Max checks the sky with the authority of a weatherman. "Quiz at four?" he says.

Eva nods. "Room 214. They love ambush questions."

"You love trap sheets," Jace says. "We're even."

They stand. The drumline slides off toward the stadium, leaving air that has been previously drummed. The shade surrenders them to a day that feels less expensive.

Eva points at the constants jail with a grin. "This is stupid," she says fondly. "I love it."

"Stupid and repeatable is design," Jace says.

She salutes with the paper, mouths thanks to Max, and goes—feet faster now, shoulders lower, pencil doing the optimistic click of a creature that thinks it will be used well.

Jordan lingers one beat longer, then taps send on a calendar invite to tomorrow noon, and power-walks after her roommate like a second thought that decided to be first.

Quiet lands.
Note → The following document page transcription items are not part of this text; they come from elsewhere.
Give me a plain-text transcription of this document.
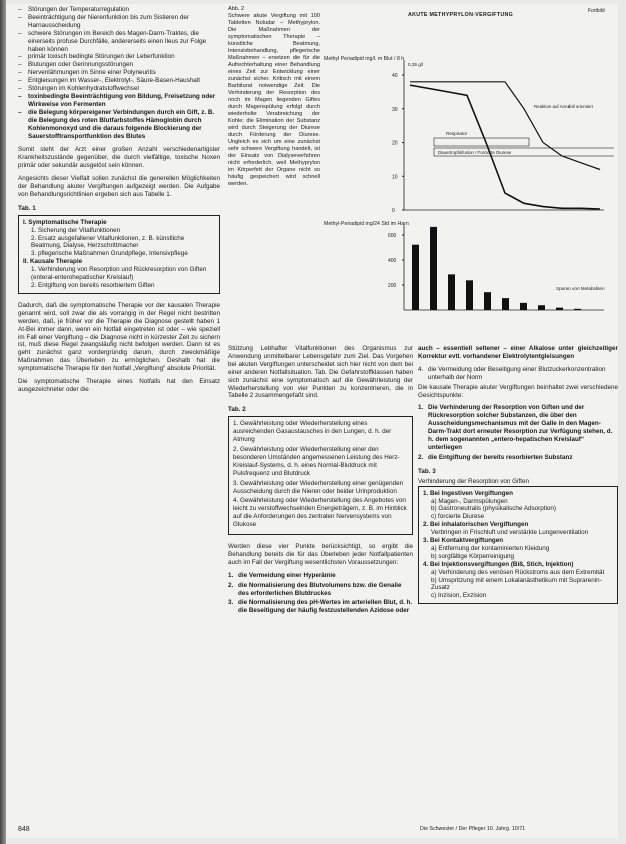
Fortbild
– Störungen der Temperaturregulation
– Beeinträchtigung der Nierenfunktion bis zum Sistieren der Harnausscheidung
– schwere Störungen im Bereich des Magen-Darm-Traktes, die einerseits profuse Durchfälle, andererseits einen Ileus zur Folge haben können
– primär toxisch bedingte Störungen der Leberfunktion
– Blutungen oder Gerinnungsstörungen
– Nervenlähmungen im Sinne einer Polyneuritis
– Entgleisungen im Wasser-, Elektrolyt-, Säure-Basen-Haushalt
– Störungen im Kohlenhydratstoffwechsel
– toxinbedingte Beeinträchtigung von Bildung, Freisetzung oder Wirkweise von Fermenten
– die Belegung körpereigener Verbindungen durch ein Gift, z. B. die Belegung des roten Blutfarbstoffes Hämoglobin durch Kohlenmonoxyd und die daraus folgende Blockierung der Sauerstofftransportfunktion des Blutes

Somit steht der Arzt einer großen Anzahl verschiedenartigster Krankheitszustände gegenüber, die durch vielfältige, toxische Noxen primär oder sekundär ausgelöst sein können.

Angesichts dieser Vielfalt sollen zunächst die generellen Möglichkeiten der Behandlung akuter Vergiftungen aufgezeigt werden. Die Aufgabe von Behandlungsrichtlinien ergeben sich aus Tabelle 1.

Tab. 1
I. Symptomatische Therapie
1. Sicherung der Vitalfunktionen
2. Ersatz ausgefallener Vitalfunktionen, z. B. künstliche Beatmung, Dialyse, Herzschrittmacher
3. pflegerische Maßnahmen Grundpflege, Intensivpflege
II. Kausale Therapie
1. Verhinderung von Resorption und Rückresorption von Giften (enteral-enterohepatischer Kreislauf)
2. Entgiftung von bereits resorbiertem Giften

Dadurch, daß die symptomatische Therapie vor der kausalen Therapie genannt wird, soll zwar die als vorrangig in der Regel nicht bestritten werden, daß, je früher vor die Therapie die Diagnose gestellt haben 1 At-Bei immer dann, wenn ein Notfall eingetreten ist oder – wie speziell im Fall einer Vergiftung – die Diagnose nicht in kürzester Zeit zu sichern ist, muß diese Regel zwangsläufig nicht befolgen werden. Dann ist es geht zunächst ganz vordergründig darum, durch zweckmäßige Maßnahmen das Überleben zu ermöglichen. Deshalb hat die symptomatische Therapie für den Notfall „Vergiftung“ absolute Priorität.

Die symptomatische Therapie eines Notfalls hat den Einsatz ausgezeichneter oder die

Abb. 2
Schwere akute Vergiftung mit 100 Tabletten Noludar – Methyprylon. Die Maßnahmen der symptomatischen Therapie – künstliche Beatmung, Intensivbehandlung, pflegerische Maßnahmen – ersetzen die für die Aufrechterhaltung einer Behandlung eines Zeit zur Entwicklung einer zunächst sicher. Kritisch mit einem Barbiturat notwendige Zeit. Die Verhinderung der Resorption des noch im Magen liegenden Giftes durch Magenspülung erfolgt durch wiederholte Verabreichung der Kohle; die Elimination der Substanz wird durch Steigerung der Diurese durch Förderung der Diurese. Ungleich es sich um eine zunächst sehr schwere Vergiftung handelt, ist der Einsatz von Dialyseverfahren nicht erforderlich, weil Methyprylon im Körperfett der Organe nicht so häufig gespeichert wird schnell werden.
AKUTE METHYPRYLON-VERGIFTUNG
40
30
20
10
0
Methyl Periadipid mg/l. m Blut / 8 h
0,35 g/l
Reaktion auf Anruf
voll orientiert
Respirator
Dauertropfinfusion / Forcierte Diurese
600
400
200
Methyl-Periadipid mg/24 Std im Harn
Spuren von Metaboliten

Stützung Lebhafter Vitalfunktionen des Organismus zur Anwendung unmittelbarer Lebensgefahr zum Ziel. Das Vorgehen bei akuten Vergiftungen unterscheidet sich hier nicht von dem bei einer anderen Notfallsituation. Tab. Die Gefahrstoffklassen haben sich zunächst eine symptomatisch auf die Gewährleistung der Wiederherstellung von vier Punkten zu konzentrieren, die in Tabelle 2 zusammengefaßt sind.

Tab. 2
1. Gewährleistung oder Wiederherstellung eines ausreichenden Gasaustausches in den Lungen, d. h. der Atmung
2. Gewährleistung oder Wiederherstellung einer den besonderen Umständen angemessenen Leistung des Herz-Kreislauf-Systems, d. h. eines Normal-Blutdruck mit Pulsfrequenz und Blutdruck
3. Gewährleistung oder Wiederherstellung einer genügenden Ausscheidung durch die Nieren oder beider Urinproduktion
4. Gewährleistung oder Wiederherstellung des Angebotes von leicht zu verstoffwechselnden Energieträgern, z. B. im Hinblick auf die Anforderungen des zentralen Nervensystems von Glukose

Werden diese vier Punkte berücksichtigt, so ergibt die Behandlung bereits die für das Überleben jeder Notfallpatienten auch im Fall der Vergiftung wesentlichsten Voraussetzungen:

1. die Vermeidung einer Hyperämie
2. die Normalisierung des Blutvolumens bzw. die Genalie des erforderlichen Blutdruckes
3. die Normalisierung des pH-Wertes im arteriellen Blut, d. h. die Beseitigung der häufig festzustellenden Azidose oder

auch – essentiell seltener – einer Alkalose unter gleichzeitiger Korrektur evtl. vorhandener Elektrolytentgleisungen

4. die Vermeidung oder Beseitigung einer Blutzuckerkonzentration unterhalb der Norm

Die kausale Therapie akuter Vergiftungen beinhaltet zwei verschiedene Gesichtspunkte:

1. Die Verhinderung der Resorption von Giften und der Rückresorption solcher Substanzen, die über den Ausscheidungsmechanismus mit der Galle in den Magen-Darm-Trakt dort erneuter Resorption zur Verfügung stehen, d. h. dem sogenannten „entero-hepatischen Kreislauf“ unterliegen
2. die Entgiftung der bereits resorbierten Substanz
Tab. 3
Verhinderung der Resorption von Giften
1. Bei Ingestiven Vergiftungen
a) Magen-, Darmspülungen
b) Gastroneutralis (physikalische Adsorption)
c) forcierte Diurese
2. Bei inhalatorischen Vergiftungen
Verbringen in Frischluft und verstärkte Lungenventilation
3. Bei Kontaktvergiftungen
a) Entfernung der kontaminierten Kleidung
b) sorgfältige Körperreinigung
4. Bei Injektionsvergiftungen (Biß, Stich, Injektion)
a) Verhinderung des venösen Rückstroms aus dem Extremität
b) Umspritzung mit einem Lokalanästhetikum mit Suprarenin-Zusatz
c) Inzision, Exzision
848	Die Schwester / Der Pfleger 10. Jahrg. 10/71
It isn't empty. It is done.

Jace writes one line in his wallet notebook because paper makes pride into inventory. "Tutoring: $120×2 → +$240; add-on $60×3 → +$180; Money +$6,910; cap $93,090." He closes the book and lets the math stay math.

Max flips the bottle cap closed and watches the path like it might confess something. "Are we heroes?"

"We are procedures," Jace says, which is the flavor of heroism he can digest.

His phone hums. Not Sandra. Not Taj. Mara—campus Event Coordinator he's seen on flyers and tech sheets—mutual with the radio booth and Sara-the-green-hoodie.

Mara (Events): hey, heard you run a tidy money brain. need a 60-min Budget Bootcamp tonight for orientation stragglers. $200, transfer after, classroom C109. 7 pm? we just need rails + Q&A. interested?

Max's eyebrows climb like a cat on curtains. "The universe tips," he says.

Jace stares at the screen and lets time join the conversation. "Rails check," he says, half to himself, half to Max. "New merchant: campus payments.Transfer after delivery—fine. Pacing—today already had store plus tutoring. Attention—low; classroom. Fatigue—real; but content is procedure I can recite in my sleep."

"Do you want to recite it in your sleep," Max says, "or do you want to sleep?"

Jace flips the phone so it lies flat and looks at the envelope instead. NO RE-ENTRY sits on the corner like a guard dog. This isn't re-entry. It's a microphone. He could do slides on a napkin. He could also not.

The panel floats a calm note at the top of his vision, not pushy, just present.

[SYSTEM PROMPT] Advisory: session length moderate. Overnight recovery improves variance.

"I hear you," Jace says. He lifts the phone again. The message box waits like a courteous doorway. He drafts two responses:

(A)Tonight 7 pm works. Transfer after is fine. I'll bring rails + Q&A.(B)Tomorrow after 10 is better. Same terms. We'll fill the room and give you better heads.

He holds between them with his thumb hovering, and lets want and plan try to win without lying.

Max watches his face like a sunrise he didn't pay for. "We can also eat," he says. "Humans do that."

"Humans eat," Jace echoes, amused.

He doesn't press. Not yet.

He breathes, and the day breathes with him.